The hospital smells of disinfectant, trying to mask the presence of heartbreak and disease. I walk into my husband’s room and give him a hug. I hold on tight, and even though he’s too weak to reciprocate, I relish the familiar touch and feel of his body. How, I wonder, will I find the strength to watch him decline. He promised he’d never leave me, that he’d love me forever. But now he has cancer and promises are for naught.

Six weeks later my sweet husband, Rex, passes peacefully at home. Even though I’m with him when he takes his last breath, I just stare in disbelief. Grief takes on many forms, and for now I feel like I’m watching a scene in a really bad play. I walk through the funeral, burial and reception like I’m a robot. I engage in conversation but I’m not really present. There’s a blanket between me and the rest of the world and nothing is getting through.

When the feelings start to come they’re not what I expect. The anger kicks in first. I tear through all of Rex’s tools and start packing them away. I call in a friend to help take down the walls of the office he built in the garage. I clean his space with a vengeance, furious at the mess that he was too sick to manage on his own. If I’m going to be alone then it’s going to be my way, and nobody better tell me otherwise.

My kids are both grown with families of their own, and I don’t want to burden them unnecessarily. But toughing it out on my own is harder than I anticipated. Out of nowhere, with Rex gone for six weeks, the tears start to come. I cry at the supermarket when I can’t decide between peaches or plums. I cry when the light turns red and I’m going to be five minutes late. I cry when the gas tank hits empty and I’ve forgotten to fill the tank. I cry when the dishes pile up in the sink and the dishwasher hasn’t been unloaded. It doesn’t take much, but for the next six months the tears feel like they’re never going to end.

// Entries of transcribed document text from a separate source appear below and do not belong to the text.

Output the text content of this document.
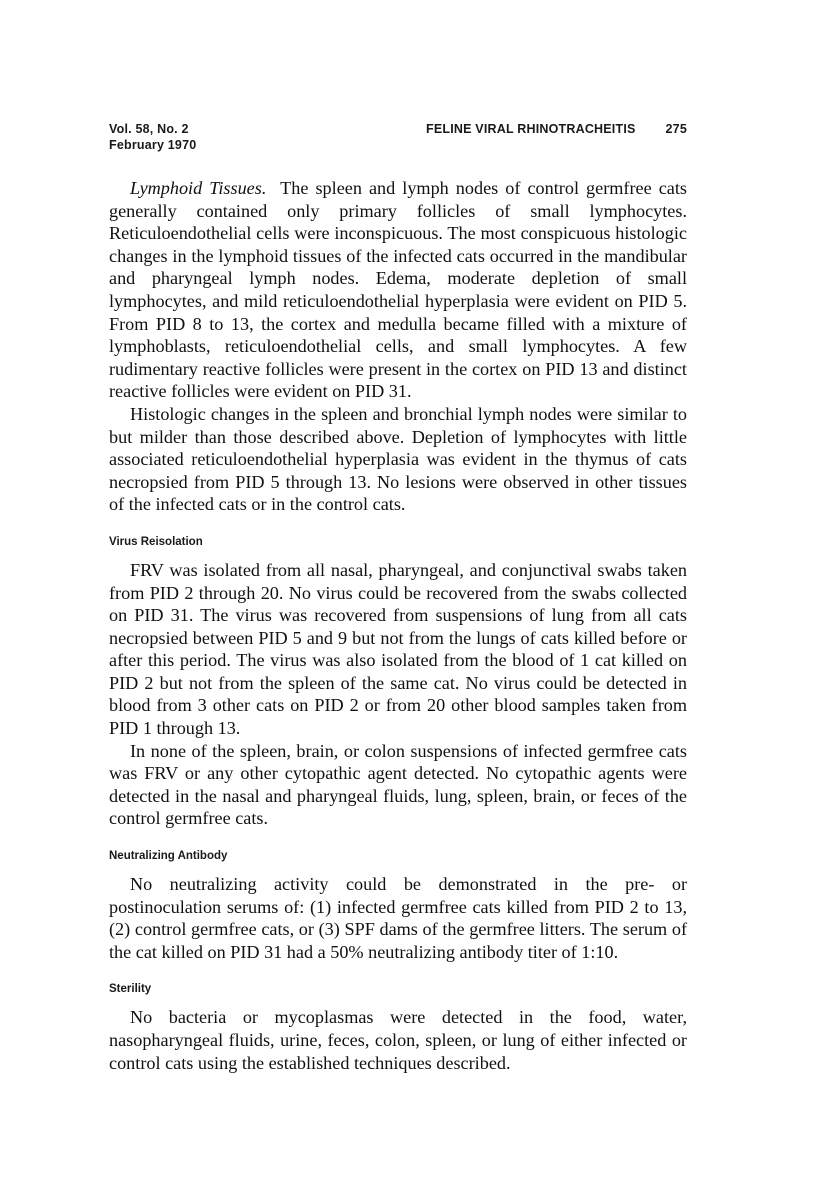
Vol. 58, No. 2	FELINE VIRAL RHINOTRACHEITIS 275
February 1970

Lymphoid Tissues. The spleen and lymph nodes of control germfree cats generally contained only primary follicles of small lymphocytes. Reticuloendothelial cells were inconspicuous. The most conspicuous histologic changes in the lymphoid tissues of the infected cats occurred in the mandibular and pharyngeal lymph nodes. Edema, moderate depletion of small lymphocytes, and mild reticuloendothelial hyperplasia were evident on PID 5. From PID 8 to 13, the cortex and medulla became filled with a mixture of lymphoblasts, reticuloendothelial cells, and small lymphocytes. A few rudimentary reactive follicles were present in the cortex on PID 13 and distinct reactive follicles were evident on PID 31.

Histologic changes in the spleen and bronchial lymph nodes were similar to but milder than those described above. Depletion of lymphocytes with little associated reticuloendothelial hyperplasia was evident in the thymus of cats necropsied from PID 5 through 13. No lesions were observed in other tissues of the infected cats or in the control cats.

Virus Reisolation

FRV was isolated from all nasal, pharyngeal, and conjunctival swabs taken from PID 2 through 20. No virus could be recovered from the swabs collected on PID 31. The virus was recovered from suspensions of lung from all cats necropsied between PID 5 and 9 but not from the lungs of cats killed before or after this period. The virus was also isolated from the blood of 1 cat killed on PID 2 but not from the spleen of the same cat. No virus could be detected in blood from 3 other cats on PID 2 or from 20 other blood samples taken from PID 1 through 13.

In none of the spleen, brain, or colon suspensions of infected germfree cats was FRV or any other cytopathic agent detected. No cytopathic agents were detected in the nasal and pharyngeal fluids, lung, spleen, brain, or feces of the control germfree cats.

Neutralizing Antibody

No neutralizing activity could be demonstrated in the pre- or postinoculation serums of: (1) infected germfree cats killed from PID 2 to 13, (2) control germfree cats, or (3) SPF dams of the germfree litters. The serum of the cat killed on PID 31 had a 50% neutralizing antibody titer of 1:10.

Sterility

No bacteria or mycoplasmas were detected in the food, water, nasopharyngeal fluids, urine, feces, colon, spleen, or lung of either infected or control cats using the established techniques described.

And then the fear kicks in. I’m 69, but I suddenly feel very old. How will I navigate this next phase of my life on my own? Will I be lonely for the rest of my days? What if I get in an accident and nobody knows about it until it’s too late? Will I have enough money to live comfortably if I need long-term care? Who can I talk to when I’m feeling worried or sad or even happy and excited? Rex was my heart, the one I shared everything with, and now I have no idea where I’m supposed to turn.

I’m independent to a fault and resist reaching out. Until one day I see an email from a “Loss of Spouse” Grief Support Group. I decide to give it a chance. I go to the group and immediately start connecting with others. I begin to make friends and suddenly there are people who understand. “How did you deal with social security?” “Do you have to take your husband’s name off your mortgage?” “What are you doing with your husband’s clothes?” “Who do you talk to when you are feeling hopeless?” And most importantly, “Tell me about your husband, what was he like?”

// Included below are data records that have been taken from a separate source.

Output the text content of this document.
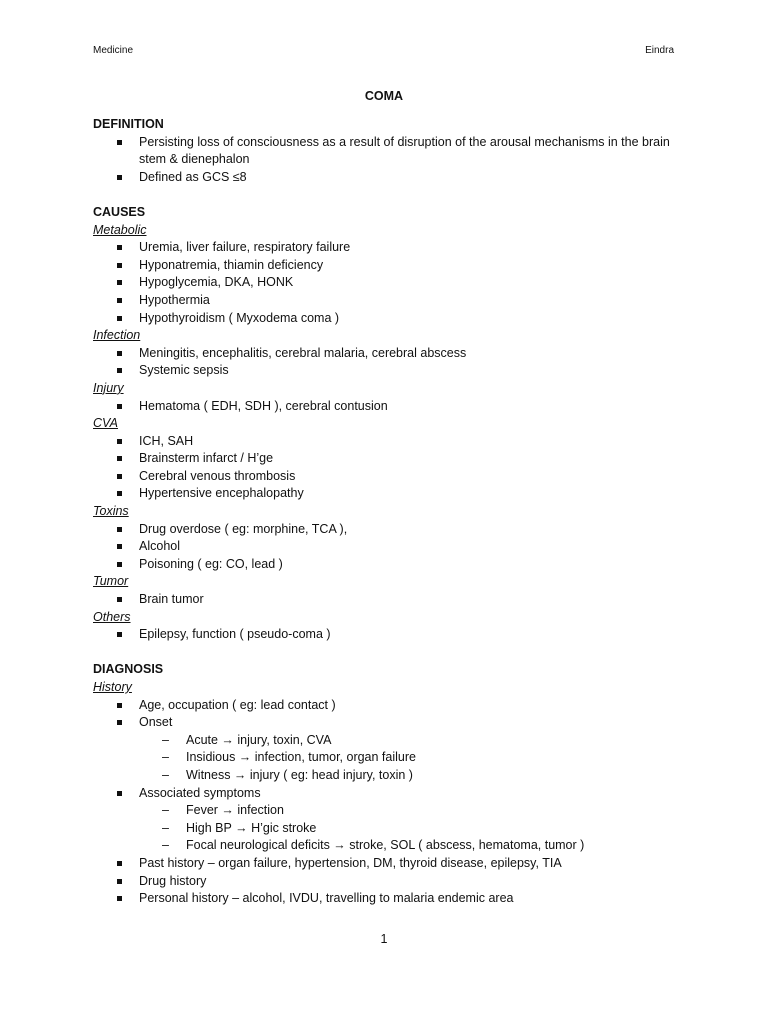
Medicine	Eindra
COMA
DEFINITION
Persisting loss of consciousness as a result of disruption of the arousal mechanisms in the brain stem & dienephalon
Defined as GCS ≤8
CAUSES
Metabolic
Uremia, liver failure, respiratory failure
Hyponatremia, thiamin deficiency
Hypoglycemia, DKA, HONK
Hypothermia
Hypothyroidism ( Myxodema coma )
Infection
Meningitis, encephalitis, cerebral malaria, cerebral abscess
Systemic sepsis
Injury
Hematoma ( EDH, SDH ), cerebral contusion
CVA
ICH, SAH
Brainsterm infarct / H’ge
Cerebral venous thrombosis
Hypertensive encephalopathy
Toxins
Drug overdose ( eg: morphine, TCA ),
Alcohol
Poisoning ( eg: CO, lead )
Tumor
Brain tumor
Others
Epilepsy, function ( pseudo-coma )
DIAGNOSIS
History
Age, occupation ( eg: lead contact )
Onset
– Acute → injury, toxin, CVA
– Insidious → infection, tumor, organ failure
– Witness → injury ( eg: head injury, toxin )
Associated symptoms
– Fever → infection
– High BP → H’gic stroke
– Focal neurological deficits → stroke, SOL ( abscess, hematoma, tumor )
Past history – organ failure, hypertension, DM, thyroid disease, epilepsy, TIA
Drug history
Personal history – alcohol, IVDU, travelling to malaria endemic area
1
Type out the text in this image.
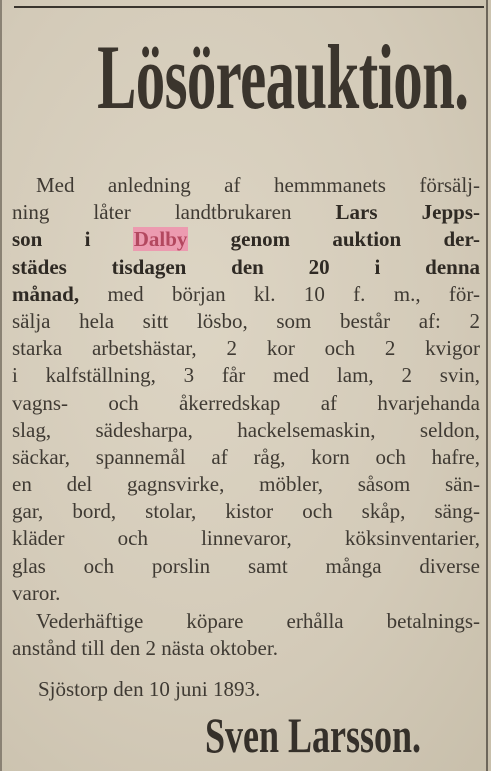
Lösöreauktion.
Med anledning af hemmmanets försälj-
ning låter landtbrukaren Lars Jepps-
son i Dalby genom auktion der-
städes tisdagen den 20 i denna
månad, med början kl. 10 f. m., för-
sälja hela sitt lösbo, som består af: 2
starka arbetshästar, 2 kor och 2 kvigor
i kalfställning, 3 får med lam, 2 svin,
vagns- och åkerredskap af hvarjehanda
slag, sädesharpa, hackelsemaskin, seldon,
säckar, spannemål af råg, korn och hafre,
en del gagnsvirke, möbler, såsom sän-
gar, bord, stolar, kistor och skåp, säng-
kläder och linnevaror, köksinventarier,
glas och porslin samt många diverse
varor.
Vederhäftige köpare erhålla betalnings-
anstånd till den 2 nästa oktober.
Sjöstorp den 10 juni 1893.
Sven Larsson.
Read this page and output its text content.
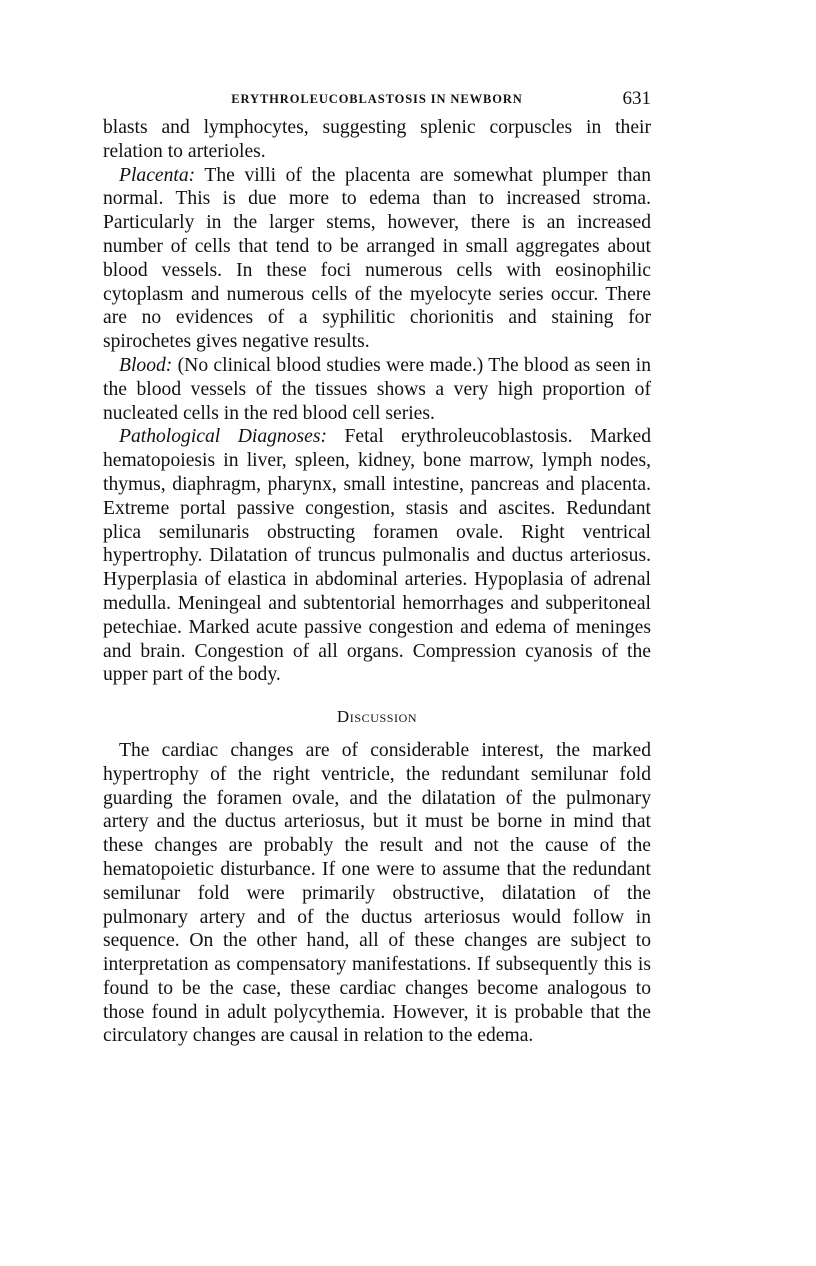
ERYTHROLEUCOBLASTOSIS IN NEWBORN	631

blasts and lymphocytes, suggesting splenic corpuscles in their relation to arterioles.

Placenta: The villi of the placenta are somewhat plumper than normal. This is due more to edema than to increased stroma. Particularly in the larger stems, however, there is an increased number of cells that tend to be arranged in small aggregates about blood vessels. In these foci numerous cells with eosinophilic cytoplasm and numerous cells of the myelocyte series occur. There are no evidences of a syphilitic chorionitis and staining for spirochetes gives negative results.

Blood: (No clinical blood studies were made.) The blood as seen in the blood vessels of the tissues shows a very high proportion of nucleated cells in the red blood cell series.

Pathological Diagnoses: Fetal erythroleucoblastosis. Marked hematopoiesis in liver, spleen, kidney, bone marrow, lymph nodes, thymus, diaphragm, pharynx, small intestine, pancreas and placenta. Extreme portal passive congestion, stasis and ascites. Redundant plica semilunaris obstructing foramen ovale. Right ventrical hypertrophy. Dilatation of truncus pulmonalis and ductus arteriosus. Hyperplasia of elastica in abdominal arteries. Hypoplasia of adrenal medulla. Meningeal and subtentorial hemorrhages and subperitoneal petechiae. Marked acute passive congestion and edema of meninges and brain. Congestion of all organs. Compression cyanosis of the upper part of the body.

Discussion

The cardiac changes are of considerable interest, the marked hypertrophy of the right ventricle, the redundant semilunar fold guarding the foramen ovale, and the dilatation of the pulmonary artery and the ductus arteriosus, but it must be borne in mind that these changes are probably the result and not the cause of the hematopoietic disturbance. If one were to assume that the redundant semilunar fold were primarily obstructive, dilatation of the pulmonary artery and of the ductus arteriosus would follow in sequence. On the other hand, all of these changes are subject to interpretation as compensatory manifestations. If subsequently this is found to be the case, these cardiac changes become analogous to those found in adult polycythemia. However, it is probable that the circulatory changes are causal in relation to the edema.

It’s almost a year since I lost the love of my life, and although I am still grieving, I have begun to have hope. I journal every morning to stay in touch with my feelings. I honor my husband by sending him loving prayers throughout the day. I’ve learned to reach out and ask for help when I need it. I know who I can really talk to and who just wants me to move on. But mostly I’ve learned that I have not been abandoned. I have been loved and cherished by a man I adored, and that love gives me the strength to make it on my own.